For those readers who want to return to the scientific research on the effectiveness of acupuncture, here is a post reporting on the latest journal article on tension headache and the impact of acupuncture.
Please click here for the summary and detail of the paper. It is a summary of all recent research on the topic of headache and acupuncture and published by the Cochrane Library. For those not familiar with this resource the Cochrane Database of Systematic Reviews (CDSR) is the leading resource for systematic reviews in health care and is to be trusted by healthcare professionals. The Cochrane Library (named after Archie Cochrane) is a collection of databases in medicine and other healthcare specialties. At its core is the collection of Cochrane Reviews, a database of systematic reviews and meta-analyses which summarize and interpret the results of medical research. The Cochrane Library aims to make the results of well-conducted controlled trials readily available and is a key resource in evidence-based medicine.

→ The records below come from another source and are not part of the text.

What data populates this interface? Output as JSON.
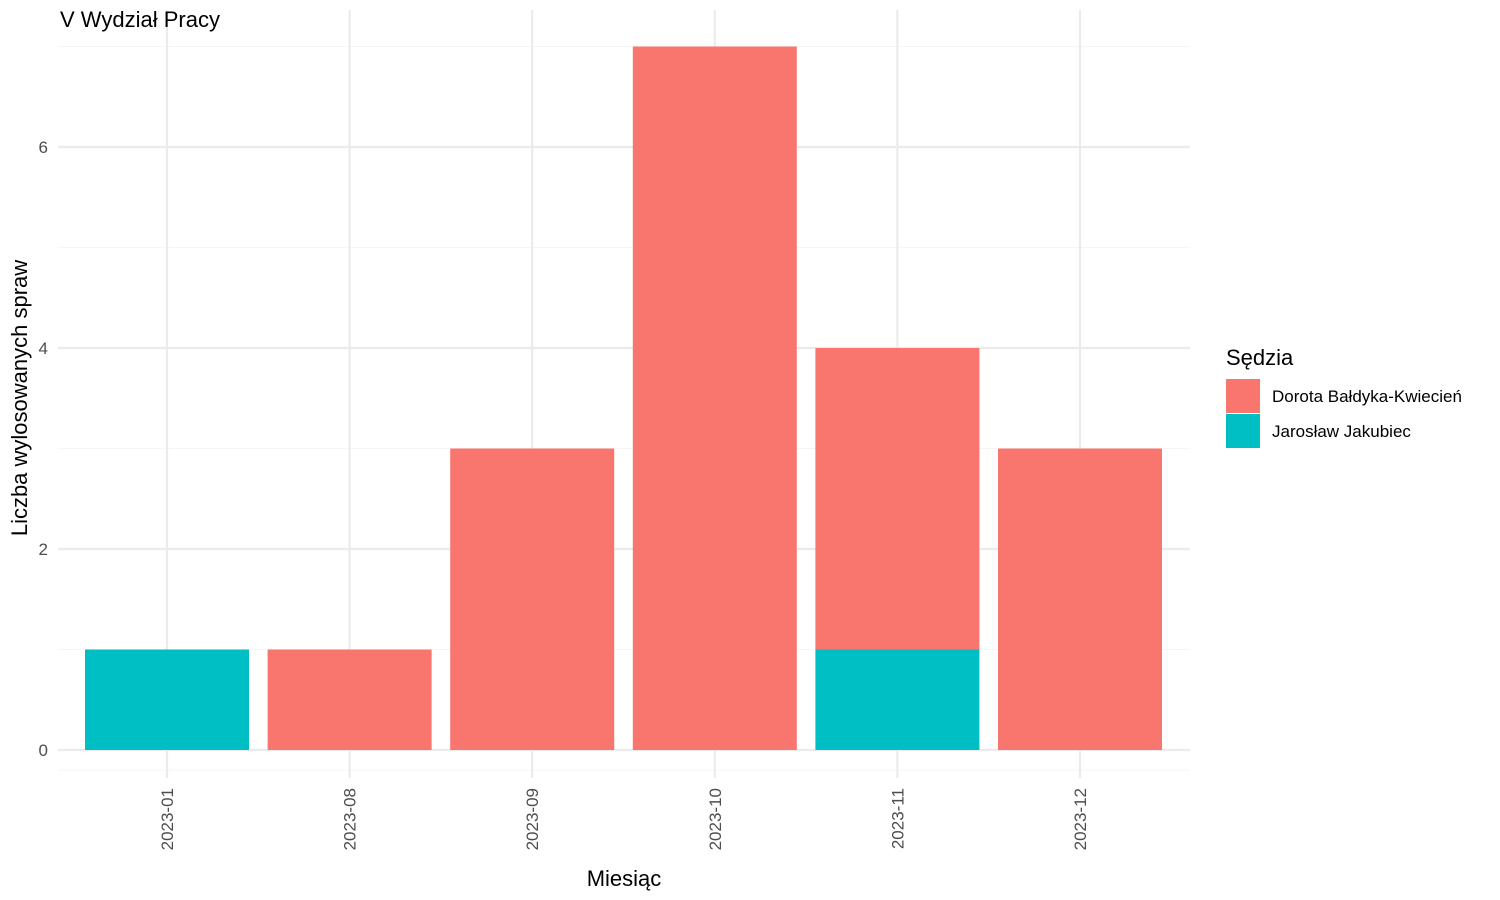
{
  "chart_data": {
    "type": "bar",
    "stacked": true,
    "title": "V Wydział Pracy",
    "xlabel": "Miesiąc",
    "ylabel": "Liczba wylosowanych spraw",
    "categories": [
      "2023-01",
      "2023-08",
      "2023-09",
      "2023-10",
      "2023-11",
      "2023-12"
    ],
    "ylim": [
      0,
      7
    ],
    "yticks": [
      0,
      2,
      4,
      6
    ],
    "ytick_labels": [
      "0",
      "2",
      "4",
      "6"
    ],
    "grid": true,
    "legend": {
      "title": "Sędzia",
      "position": "right"
    },
    "series": [
      {
        "name": "Jarosław Jakubiec",
        "color": "#00BFC4",
        "values": [
          1,
          0,
          0,
          0,
          1,
          0
        ]
      },
      {
        "name": "Dorota Bałdyka-Kwiecień",
        "color": "#F8766D",
        "values": [
          0,
          1,
          3,
          7,
          3,
          3
        ]
      }
    ],
    "legend_order": [
      "Dorota Bałdyka-Kwiecień",
      "Jarosław Jakubiec"
    ]
  }
}
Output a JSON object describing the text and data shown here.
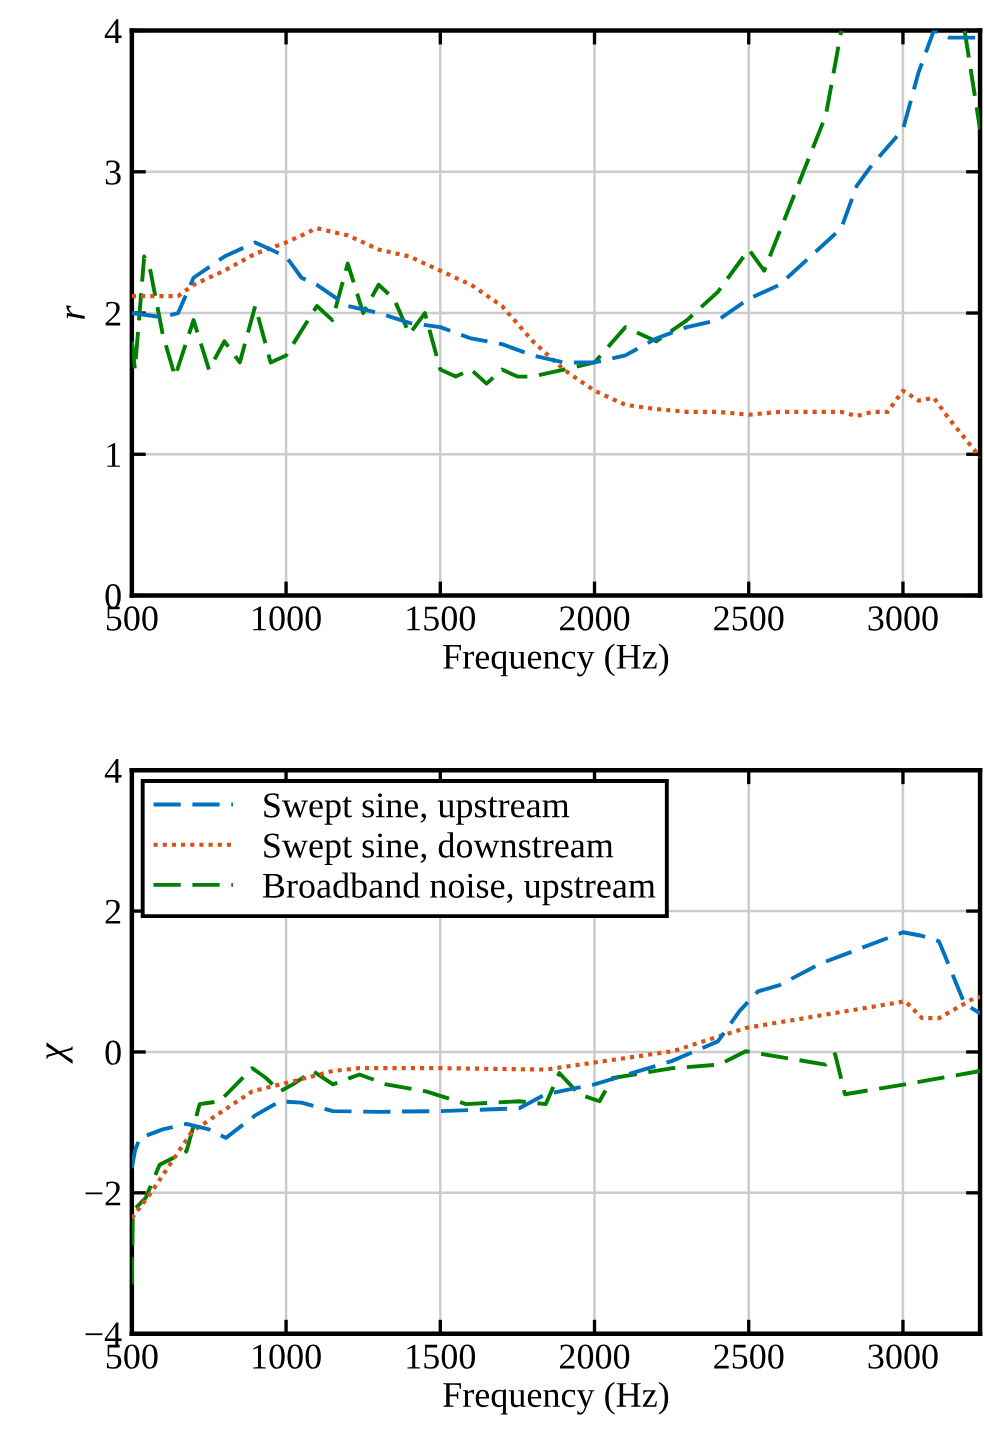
{
  "chart_data": [
    {
      "type": "line",
      "xlabel": "Frequency (Hz)",
      "ylabel": "r",
      "xlim": [
        500,
        3250
      ],
      "ylim": [
        0,
        4
      ],
      "xticks": [
        500,
        1000,
        1500,
        2000,
        2500,
        3000
      ],
      "yticks": [
        0,
        1,
        2,
        3,
        4
      ],
      "grid": true,
      "legend": false,
      "series": [
        {
          "color": "#0072bd",
          "line_style": "dashed",
          "x": [
            500,
            600,
            650,
            700,
            800,
            900,
            950,
            1000,
            1050,
            1100,
            1200,
            1300,
            1400,
            1500,
            1600,
            1700,
            1800,
            1900,
            2000,
            2100,
            2200,
            2300,
            2400,
            2500,
            2600,
            2700,
            2800,
            2850,
            2900,
            3000,
            3050,
            3100,
            3150,
            3250
          ],
          "values": [
            2.0,
            1.97,
            2.0,
            2.25,
            2.4,
            2.5,
            2.45,
            2.4,
            2.25,
            2.2,
            2.05,
            2.0,
            1.93,
            1.9,
            1.82,
            1.78,
            1.7,
            1.65,
            1.65,
            1.7,
            1.82,
            1.9,
            1.95,
            2.1,
            2.2,
            2.4,
            2.6,
            2.9,
            3.05,
            3.3,
            3.7,
            4.0,
            3.95,
            3.95
          ]
        },
        {
          "color": "#d95319",
          "line_style": "dotted",
          "x": [
            500,
            650,
            700,
            800,
            900,
            1000,
            1100,
            1200,
            1300,
            1400,
            1500,
            1600,
            1700,
            1800,
            1900,
            2000,
            2100,
            2200,
            2300,
            2400,
            2500,
            2600,
            2800,
            2850,
            2900,
            2950,
            3000,
            3050,
            3100,
            3150,
            3250
          ],
          "values": [
            2.12,
            2.12,
            2.2,
            2.3,
            2.42,
            2.5,
            2.6,
            2.55,
            2.45,
            2.4,
            2.3,
            2.2,
            2.05,
            1.8,
            1.6,
            1.45,
            1.35,
            1.32,
            1.3,
            1.3,
            1.28,
            1.3,
            1.3,
            1.27,
            1.3,
            1.3,
            1.45,
            1.38,
            1.4,
            1.25,
            0.98
          ]
        },
        {
          "color": "#008000",
          "line_style": "dashed",
          "x": [
            500,
            510,
            540,
            560,
            600,
            640,
            700,
            750,
            800,
            850,
            900,
            950,
            1000,
            1100,
            1150,
            1200,
            1250,
            1300,
            1350,
            1400,
            1450,
            1500,
            1550,
            1600,
            1650,
            1700,
            1750,
            1800,
            1900,
            2000,
            2100,
            2150,
            2200,
            2300,
            2400,
            2500,
            2550,
            2650,
            2750,
            2800,
            2850,
            3200,
            3250
          ],
          "values": [
            1.8,
            1.6,
            2.4,
            2.3,
            1.85,
            1.55,
            1.95,
            1.6,
            1.8,
            1.65,
            2.05,
            1.65,
            1.7,
            2.05,
            1.95,
            2.35,
            2.0,
            2.2,
            2.1,
            1.85,
            2.0,
            1.6,
            1.55,
            1.6,
            1.5,
            1.6,
            1.55,
            1.55,
            1.6,
            1.65,
            1.9,
            1.85,
            1.8,
            1.95,
            2.15,
            2.45,
            2.3,
            2.85,
            3.4,
            4.0,
            null,
            4.0,
            3.3
          ]
        }
      ]
    },
    {
      "type": "line",
      "xlabel": "Frequency (Hz)",
      "ylabel": "χ",
      "xlim": [
        500,
        3250
      ],
      "ylim": [
        -4,
        4
      ],
      "xticks": [
        500,
        1000,
        1500,
        2000,
        2500,
        3000
      ],
      "yticks": [
        {
          "value": -4,
          "label": "−4"
        },
        {
          "value": -2,
          "label": "−2"
        },
        0,
        2,
        4
      ],
      "grid": true,
      "legend": "top left",
      "series": [
        {
          "name": "Swept sine, upstream",
          "color": "#0072bd",
          "line_style": "dashed",
          "x": [
            500,
            510,
            526,
            600,
            677,
            750,
            805,
            900,
            980,
            1050,
            1152,
            1300,
            1497,
            1756,
            1842,
            2000,
            2250,
            2400,
            2470,
            2530,
            2600,
            2730,
            2850,
            3000,
            3060,
            3117,
            3200,
            3250
          ],
          "values": [
            -1.65,
            -1.4,
            -1.22,
            -1.1,
            -1.02,
            -1.1,
            -1.22,
            -0.9,
            -0.7,
            -0.72,
            -0.84,
            -0.85,
            -0.84,
            -0.8,
            -0.6,
            -0.46,
            -0.13,
            0.15,
            0.58,
            0.86,
            0.95,
            1.25,
            1.45,
            1.7,
            1.65,
            1.57,
            0.68,
            0.55
          ]
        },
        {
          "name": "Swept sine, downstream",
          "color": "#d95319",
          "line_style": "dotted",
          "x": [
            500,
            565,
            695,
            760,
            890,
            1064,
            1152,
            1238,
            1497,
            1842,
            2253,
            2490,
            3008,
            3062,
            3117,
            3233,
            3250
          ],
          "values": [
            -2.36,
            -1.98,
            -1.13,
            -0.94,
            -0.56,
            -0.37,
            -0.27,
            -0.23,
            -0.23,
            -0.25,
            0.01,
            0.34,
            0.72,
            0.48,
            0.48,
            0.77,
            0.78
          ]
        },
        {
          "name": "Broadband noise, upstream",
          "color": "#008000",
          "line_style": "dashed",
          "x": [
            500,
            503,
            545,
            590,
            677,
            720,
            785,
            890,
            935,
            980,
            1022,
            1087,
            1152,
            1238,
            1325,
            1454,
            1584,
            1756,
            1842,
            1886,
            1950,
            2016,
            2059,
            2253,
            2404,
            2490,
            2749,
            2780,
            2812,
            3007,
            3250
          ],
          "values": [
            -3.3,
            -2.26,
            -2.07,
            -1.6,
            -1.41,
            -0.74,
            -0.7,
            -0.23,
            -0.37,
            -0.56,
            -0.46,
            -0.27,
            -0.46,
            -0.32,
            -0.46,
            -0.56,
            -0.74,
            -0.7,
            -0.74,
            -0.3,
            -0.6,
            -0.7,
            -0.37,
            -0.23,
            -0.18,
            0.01,
            -0.18,
            -0.03,
            -0.6,
            -0.46,
            -0.27
          ]
        }
      ]
    }
  ]
}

Very helpfully, the authors – Linde et al – provide a plain English summary which I reproduce here:
Acupuncture and Tension Headache
The available evidence suggests that a course of acupuncture consisting of at least six treatment sessions can be a valuable option for people with frequent tension-type headache.
Tension-type headache is a common type of headache. Mild episodes may be treated adequately by pain-killers. In some individuals, however, tension-type headache occurs frequently and significantly impairs their quality of life. Acupuncture is a therapy in which thin needles are inserted into the skin at particular points. It originated in China and is now used in many countries to treat tension-type headache. We found randomised controlled trials to evaluate whether acupuncture prevents tension-type headache. We looked mainly at the numbers of people who responded to treatment, which means a halving of the number of days on which they experienced a headache.
We reviewed 12 trials with 2349 adults, published up to January 2016. One new trial is included in this updated review.
Acupuncture added to usual care or treatment of headaches only on onset (usually with pain-killers) in two large trials resulted in 48 in 100 participants having headache frequency at least halved, compared to 17 of 100 participants given usual care only.
Acupuncture was compared with ‘fake’ acupuncture, where needles are inserted at incorrect points or do not penetrate the skin, in six trials. Headache frequency halved in 52 of 100 participants receiving true acupuncture compared with 43 of 100 participants receiving ‘fake’ acupuncture. The results were dominated by one large, good quality trial (with about 400 participants), which showed that the effect of true acupuncture was still present after six months. There were no differences in the number of side effects of real and ‘fake’ acupuncture, or the numbers dropping out because of side effects.
Acupuncture was compared with other treatments such as physiotherapy, massage or relaxation in four trials, but these had no useful information.